Ms. Stangneth, drawing on research by the Argentinian author Uki Goñi and others, also reminds us how openly the networks of former Nazis operated and how far they reached. Like thousands of other Nazis and collaborators, Eichmann escaped to Argentina with the help of Italian Catholic priests and Argentinian officials while carrying Red Cross travel papers. Ms. Stangneth emphasizes the lack of interest Allied authorities showed in bringing former Nazis to justice after the war. This is consistent with my own research, which shows that the Nazis’ escape networks were well-known by many governments and institutions, including the U.S. State Department, as early as 1947. But with the increasing tensions between the West and the Soviet Union, denazification efforts became less and less important. After the Korean War broke out in 1950, attention almost completely shifted to the new enemy: communism.
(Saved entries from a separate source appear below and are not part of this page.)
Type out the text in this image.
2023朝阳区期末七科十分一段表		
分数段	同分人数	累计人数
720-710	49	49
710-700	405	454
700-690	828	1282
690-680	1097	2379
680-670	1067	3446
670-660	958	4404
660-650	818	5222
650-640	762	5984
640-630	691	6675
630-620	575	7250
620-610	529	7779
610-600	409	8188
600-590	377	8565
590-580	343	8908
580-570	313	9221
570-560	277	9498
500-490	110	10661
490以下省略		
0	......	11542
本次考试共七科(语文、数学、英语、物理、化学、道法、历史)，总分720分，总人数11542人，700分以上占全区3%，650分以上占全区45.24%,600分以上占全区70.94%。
It now appears that the German intelligence service was aware of Eichmann’s whereabouts as early as 1952 but showed little effort to apprehend him. Only Israel was willing to take justice into its own hands.

With her well-written and impressively well-researched book, Ms. Stangneth not only adds many new, surprising details to our picture of Eichmann before the trial but also prepares the stage for follow-on research. Numerous Eichmann files compiled by the German Intelligence Service remain classified, and legal battles to fully declassify them are still being fought in German courts. When we finally gain access to these and other documents, we will come even closer to the truth about Eichmann and the rest of Hitler ’s henchmen.